Division of Rheumatology, Department of Medicine, Mount Sinai Hospital, University Health Network, University of Toronto, Toronto, ON, Canada.
Rheumatol Int. 2013 Jan;33(1):139-43. doi: 10.1007/s00296-011-2359-z. Epub 2012 Jan 12.

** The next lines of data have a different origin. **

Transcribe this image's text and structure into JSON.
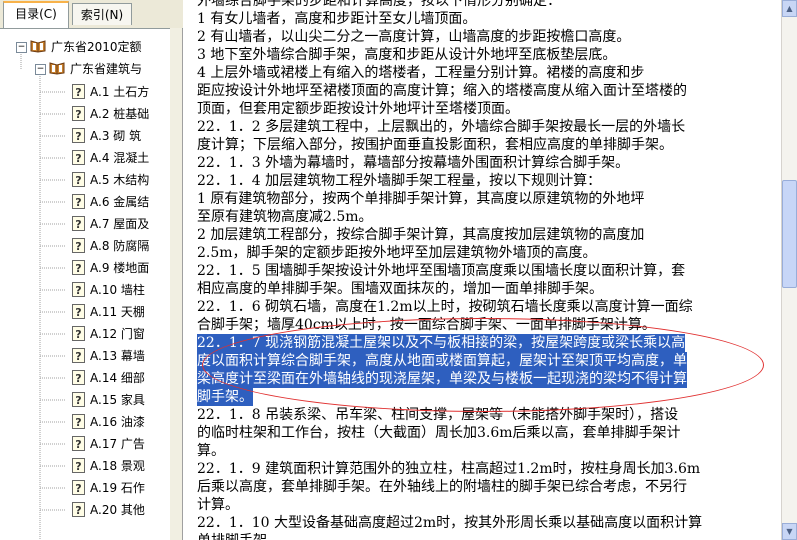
{
  "left_panel": {
    "tabs": [
      {
        "label": "目录(C)"
      },
      {
        "label": "索引(N)"
      }
    ],
    "tree": {
      "root": {
        "label": "广东省2010定额"
      },
      "child": {
        "label": "广东省建筑与"
      },
      "items": [
        {
          "label": "A.1 土石方"
        },
        {
          "label": "A.2 桩基础"
        },
        {
          "label": "A.3 砌 筑"
        },
        {
          "label": "A.4 混凝土"
        },
        {
          "label": "A.5 木结构"
        },
        {
          "label": "A.6 金属结"
        },
        {
          "label": "A.7 屋面及"
        },
        {
          "label": "A.8 防腐隔"
        },
        {
          "label": "A.9 楼地面"
        },
        {
          "label": "A.10 墙柱"
        },
        {
          "label": "A.11 天棚"
        },
        {
          "label": "A.12 门窗"
        },
        {
          "label": "A.13 幕墙"
        },
        {
          "label": "A.14 细部"
        },
        {
          "label": "A.15 家具"
        },
        {
          "label": "A.16 油漆"
        },
        {
          "label": "A.17 广告"
        },
        {
          "label": "A.18 景观"
        },
        {
          "label": "A.19 石作"
        },
        {
          "label": "A.20 其他"
        }
      ]
    }
  },
  "content": {
    "lines": [
      "外墙综合脚手架的步距和计算高度，按以下情形分别确定：",
      "  1  有女儿墙者，高度和步距计至女儿墙顶面。",
      "  2  有山墙者，以山尖二分之一高度计算，山墙高度的步距按檐口高度。",
      "  3  地下室外墙综合脚手架，高度和步距从设计外地坪至底板垫层底。",
      "  4  上层外墙或裙楼上有缩入的塔楼者，工程量分别计算。裙楼的高度和步",
      "距应按设计外地坪至裙楼顶面的高度计算；缩入的塔楼高度从缩入面计至塔楼的",
      "顶面，但套用定额步距按设计外地坪计至塔楼顶面。",
      "22．1．2  多层建筑工程中，上层飘出的，外墙综合脚手架按最长一层的外墙长",
      "度计算；下层缩入部分，按围护面垂直投影面积，套相应高度的单排脚手架。",
      "22．1．3  外墙为幕墙时，幕墙部分按幕墙外围面积计算综合脚手架。",
      "22．1．4  加层建筑物工程外墙脚手架工程量，按以下规则计算：",
      "  1  原有建筑物部分，按两个单排脚手架计算，其高度以原建筑物的外地坪",
      "至原有建筑物高度减2.5m。",
      "  2  加层建筑工程部分，按综合脚手架计算，其高度按加层建筑物的高度加",
      "2.5m，脚手架的定额步距按外地坪至加层建筑物外墙顶的高度。",
      "22．1．5  围墙脚手架按设计外地坪至围墙顶高度乘以围墙长度以面积计算，套",
      "相应高度的单排脚手架。围墙双面抹灰的，增加一面单排脚手架。",
      "22．1．6  砌筑石墙，高度在1.2m以上时，按砌筑石墙长度乘以高度计算一面综",
      "合脚手架；墙厚40cm以上时，按一面综合脚手架、一面单排脚手架计算。",
      "22．1．7  现浇钢筋混凝土屋架以及不与板相接的梁，按屋架跨度或梁长乘以高",
      "度以面积计算综合脚手架，高度从地面或楼面算起，屋架计至架顶平均高度，单",
      "梁高度计至梁面在外墙轴线的现浇屋架，单梁及与楼板一起现浇的梁均不得计算",
      "脚手架。",
      "22．1．8  吊装系梁、吊车梁、柱间支撑，屋架等（未能搭外脚手架时），搭设",
      "的临时柱架和工作台，按柱（大截面）周长加3.6m后乘以高，套单排脚手架计",
      "算。",
      "22．1．9  建筑面积计算范围外的独立柱，柱高超过1.2m时，按柱身周长加3.6m",
      "后乘以高度，套单排脚手架。在外轴线上的附墙柱的脚手架已综合考虑，不另行",
      "计算。",
      "22．1．10  大型设备基础高度超过2m时，按其外形周长乘以基础高度以面积计算",
      "单排脚手架。"
    ]
  }
}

The aim of the study was to describe the occurrence of anti-neutrophil cytoplasmic antibodies (ANCA)-associated vasculitis (AAV) in systemic sclerosis (SSc) patients. SSc patients who developed biopsy-proven AAV were identified. Their clinical manifestations, autoantibodies, presentation with vasculitis, treatment and outcome were described and compared with previously reported patients with these two conditions. Of 985 patients, 3 were identified. All patients had interstitial lung disease, and all presented with acute renal failure, proteinuria and hematuria, and were P-ANCA- and anti-Scl-70-positive. One required hemodialysis. Two were hypertensive; additionally, one patient had sinusitis, and another had monoarthritis and a macular rash. All were treated with high-dose corticosteroids and responded to therapy and attained remission at 6 months. At 1 year, one patient died of pneumonia. ANCA-associated vasculitis is a rare but serious finding in SSc patients. Positive anti-Scl-70 antibody is found commonly in these patients. Different treatment modalities are effective. Serious infections can complicate therapy and lead to death.
本研究旨在描述抗中性粒细胞胞浆抗体(ANCA)相关性血管炎(AAV)在系统性硬化症(SSc)患者中的发生情况。确定了发生经活检证实的 AAV 的 SSc 患者。描述了他们的临床表现、自身抗体、血管炎表现、治疗和预后,并与以前报告的具有这两种情况的患者进行了比较。在 985 例患者中,发现了 3 例。所有患者均有间质性肺病,均表现为急性肾衰竭、蛋白尿和血尿,且均为 P-ANCA 和抗 Scl-70 阳性。1 例需要血液透析。2 例患者为高血压;此外,1 例患者有鼻窦炎,另 1 例有单关节炎和斑丘疹。所有患者均接受大剂量皮质类固醇治疗,对治疗有反应,并在 6 个月时达到缓解。1 年后,1 例患者死于肺炎。ANCA 相关性血管炎是 SSc 患者中一种罕见但严重的发现。这些患者中常见抗 Scl-70 抗体阳性。不同的治疗方式均有效。严重感染会使治疗复杂化并导致死亡。